Critique - Spectacle musical - Avignon Off
La Framboise frivole fête son centenaire
Elle a toujours toutes ses dents
Par Michel VOITURIER

Un concert de Peter Hens au violoncelle et Bart Van Caenegem au piano, ce n’est jamais triste. Et c’est avant-goût de ce que deviendra plus tard l’hommage vivant complet qu’ils se préparent pour eux-mêmes et pour les fêtes de fin d’année. Car ceci n’est qu’un début, format condensé selon les normes du off d’Avignon.
On connaît la formule des deux acolytes (et si on ne la connaît pas, on a tôt fait d’y adhérer) qui adorent mélanger les genres en paroles et en musiques. D’abord, ce sont des Belges néerlandophones qui concoctent des jeux de mots en français et entonnent aussi en anglais sans compter qu’ils ont à leur actif des récitals en italien et en allemand. Ensuite ils jouent des morceaux de n’importe quel siècle, chantent des chants classiques ou des chansonnettes de variétés, voire des standards de jazz.
Le tout malicieusement (car la Framboise peut être narquoise) enchevêtré puisque dans la majorité des cas, les auditeurs ne se rendent pas immédiatement compte qu’ils sont passés d’une symphonie à une valse (issue du « Manuel Valls »), d’une cantate à un refrain de hit parade, d’un air d’opéra à une chanson enfantine populaire, d’un sirtaki à une farandole.

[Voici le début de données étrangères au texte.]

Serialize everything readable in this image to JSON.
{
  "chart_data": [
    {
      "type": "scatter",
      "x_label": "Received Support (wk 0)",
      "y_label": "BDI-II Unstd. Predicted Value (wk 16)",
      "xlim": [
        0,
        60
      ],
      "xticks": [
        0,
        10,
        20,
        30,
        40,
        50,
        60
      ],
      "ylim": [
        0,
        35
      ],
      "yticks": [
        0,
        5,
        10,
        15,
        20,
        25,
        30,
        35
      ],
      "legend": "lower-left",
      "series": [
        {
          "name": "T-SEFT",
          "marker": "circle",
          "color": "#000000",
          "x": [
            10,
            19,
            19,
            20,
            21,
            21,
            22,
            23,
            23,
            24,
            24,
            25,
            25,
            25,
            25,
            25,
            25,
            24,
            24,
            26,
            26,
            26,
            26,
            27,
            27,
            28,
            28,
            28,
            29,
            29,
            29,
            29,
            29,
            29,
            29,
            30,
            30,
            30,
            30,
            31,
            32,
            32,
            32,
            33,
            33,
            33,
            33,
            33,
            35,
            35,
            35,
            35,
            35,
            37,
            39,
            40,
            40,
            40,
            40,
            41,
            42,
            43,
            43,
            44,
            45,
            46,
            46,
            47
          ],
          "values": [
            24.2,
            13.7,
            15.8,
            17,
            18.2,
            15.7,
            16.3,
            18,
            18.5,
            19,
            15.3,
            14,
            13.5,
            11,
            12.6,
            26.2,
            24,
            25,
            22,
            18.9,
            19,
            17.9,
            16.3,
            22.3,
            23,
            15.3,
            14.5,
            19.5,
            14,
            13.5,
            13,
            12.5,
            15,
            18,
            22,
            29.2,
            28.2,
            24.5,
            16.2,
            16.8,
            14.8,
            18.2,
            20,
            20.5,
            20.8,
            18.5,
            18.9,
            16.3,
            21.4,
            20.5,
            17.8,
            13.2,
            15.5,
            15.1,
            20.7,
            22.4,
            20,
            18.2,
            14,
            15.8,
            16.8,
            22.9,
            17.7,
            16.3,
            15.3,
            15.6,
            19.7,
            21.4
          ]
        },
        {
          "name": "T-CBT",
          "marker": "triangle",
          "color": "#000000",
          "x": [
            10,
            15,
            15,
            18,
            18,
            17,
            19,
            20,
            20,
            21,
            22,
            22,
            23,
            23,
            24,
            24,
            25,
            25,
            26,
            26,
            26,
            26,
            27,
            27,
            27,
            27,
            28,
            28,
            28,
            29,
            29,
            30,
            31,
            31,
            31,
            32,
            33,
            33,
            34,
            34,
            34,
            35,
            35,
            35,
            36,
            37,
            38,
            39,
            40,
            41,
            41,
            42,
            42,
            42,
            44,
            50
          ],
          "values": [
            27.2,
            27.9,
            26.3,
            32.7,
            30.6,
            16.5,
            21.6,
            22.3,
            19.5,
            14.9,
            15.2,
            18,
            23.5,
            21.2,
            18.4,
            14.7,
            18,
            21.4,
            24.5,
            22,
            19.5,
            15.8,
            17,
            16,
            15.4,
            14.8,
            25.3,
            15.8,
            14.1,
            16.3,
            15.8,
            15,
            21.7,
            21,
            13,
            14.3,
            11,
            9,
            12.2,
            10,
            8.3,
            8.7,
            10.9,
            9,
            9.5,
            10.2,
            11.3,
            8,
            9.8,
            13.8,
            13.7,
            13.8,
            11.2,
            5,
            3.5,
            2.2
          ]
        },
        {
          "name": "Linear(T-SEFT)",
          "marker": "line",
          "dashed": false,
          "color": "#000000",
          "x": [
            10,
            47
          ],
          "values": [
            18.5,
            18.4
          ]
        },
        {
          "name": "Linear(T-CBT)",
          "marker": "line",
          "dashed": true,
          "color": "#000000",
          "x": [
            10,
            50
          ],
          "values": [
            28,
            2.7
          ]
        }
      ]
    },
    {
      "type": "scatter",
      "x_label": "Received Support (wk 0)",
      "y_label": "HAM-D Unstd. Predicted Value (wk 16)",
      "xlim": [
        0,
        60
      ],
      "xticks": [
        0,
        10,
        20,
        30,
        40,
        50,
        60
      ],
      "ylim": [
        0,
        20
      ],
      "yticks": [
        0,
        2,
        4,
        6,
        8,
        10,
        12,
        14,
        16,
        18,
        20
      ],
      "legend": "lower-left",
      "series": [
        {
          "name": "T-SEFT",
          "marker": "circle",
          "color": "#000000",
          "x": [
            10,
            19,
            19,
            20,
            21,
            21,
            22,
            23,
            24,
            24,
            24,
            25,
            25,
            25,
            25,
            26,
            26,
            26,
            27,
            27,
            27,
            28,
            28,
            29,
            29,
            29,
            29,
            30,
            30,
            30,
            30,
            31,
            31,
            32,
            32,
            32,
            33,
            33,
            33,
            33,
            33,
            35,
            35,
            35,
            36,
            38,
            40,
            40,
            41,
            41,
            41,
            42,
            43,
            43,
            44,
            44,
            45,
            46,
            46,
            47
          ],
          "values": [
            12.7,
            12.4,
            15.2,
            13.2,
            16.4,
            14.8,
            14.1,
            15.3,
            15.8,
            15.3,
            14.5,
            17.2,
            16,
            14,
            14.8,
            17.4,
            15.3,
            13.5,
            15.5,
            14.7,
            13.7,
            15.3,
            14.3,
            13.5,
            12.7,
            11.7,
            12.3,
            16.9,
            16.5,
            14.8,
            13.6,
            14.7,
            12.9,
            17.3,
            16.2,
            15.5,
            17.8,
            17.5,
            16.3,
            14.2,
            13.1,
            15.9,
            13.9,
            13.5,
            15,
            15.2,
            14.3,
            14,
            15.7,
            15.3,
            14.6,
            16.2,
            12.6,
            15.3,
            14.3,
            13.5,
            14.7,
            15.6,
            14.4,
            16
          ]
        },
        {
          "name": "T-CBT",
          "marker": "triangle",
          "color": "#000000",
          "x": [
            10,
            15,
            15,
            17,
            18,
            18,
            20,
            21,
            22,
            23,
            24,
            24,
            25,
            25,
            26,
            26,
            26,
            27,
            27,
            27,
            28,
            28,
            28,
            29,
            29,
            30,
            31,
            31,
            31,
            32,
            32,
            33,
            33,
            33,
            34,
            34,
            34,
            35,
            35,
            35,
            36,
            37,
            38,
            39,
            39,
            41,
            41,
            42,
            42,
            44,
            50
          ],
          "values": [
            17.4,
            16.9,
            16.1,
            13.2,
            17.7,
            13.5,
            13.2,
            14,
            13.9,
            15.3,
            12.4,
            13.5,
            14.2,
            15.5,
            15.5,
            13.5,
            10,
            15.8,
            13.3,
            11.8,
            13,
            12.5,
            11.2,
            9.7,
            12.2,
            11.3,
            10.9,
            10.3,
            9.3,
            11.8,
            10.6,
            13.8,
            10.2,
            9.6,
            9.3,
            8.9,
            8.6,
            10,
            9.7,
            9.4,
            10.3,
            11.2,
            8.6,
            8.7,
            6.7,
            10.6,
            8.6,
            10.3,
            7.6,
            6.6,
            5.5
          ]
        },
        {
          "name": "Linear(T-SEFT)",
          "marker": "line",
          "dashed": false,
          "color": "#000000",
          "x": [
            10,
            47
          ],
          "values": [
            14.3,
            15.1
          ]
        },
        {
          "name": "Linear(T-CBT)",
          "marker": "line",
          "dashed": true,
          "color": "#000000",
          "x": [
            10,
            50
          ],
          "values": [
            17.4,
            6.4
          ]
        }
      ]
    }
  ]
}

Nos deux virtuoses sont en premier lieu des spécialistes de l’autodérision (ils sont Belges, donc…). Avec un flegme tout britannique (ils restent Européens, eux), ils sont susceptibles de vous convaincre de l’impossible (encore que ça, ce n’est pas français) et, de toute façon, personne n’aura le temps de réfléchir (y a-t-il vraiment un étroit rapport entre râpe, rap et rapsodie ?).
Il faut bien constater que ni Peter ni Bart ne laissent personne souffler (probablement parce qu’ils n’utilisent pas d’instruments à vent) tant le rythme du spectacle est vertigineux. Déjà, enjamber les époques, transgresser les genres, ça fait tourner la tête ! Alors quand ça cavalcade, ça sarabande, ça pêle-mêle ou ça pot-pourri, nul temps se demander si les oreilles ont bien entendu ce qu’elles ont cru entendre.
D’autant que le lien qui parcourt cet ensemble hétéroclite et cohérent ce sont des anecdotes où le fictif est jumeau du réel. Ainsi ce rappel permanent des influences de Léonard de Vinci à travers les siècles. Ainsi cet épisode méconnu du bal organisé par l’actuel roi Philippe de Belgique pour présenter sa future épouse Mathilde (revenue grâce à Jacques Brel) au palais royal de Bruxelles. Ainsi cette démonstration irrécusable de la musicalité intrinsèque de la langue française, exemples à l’appui. Ainsi l’expérience d’un éclairage scénique totalement écologique qui prouve sans conteste que ces musiciens-là sont des lumières.
Bref, Peter Hens et Bart Van Caenegem font la paire. Ils jouent, chantent, gesticulent, racontent, trouvant rapidement une complicité avec le public très proche de leur propre complicité. Leur présence est sans faille. Leur talent partagé. Leur démarche déridante. Bis, s’il vous plaît, bis. Et même ter.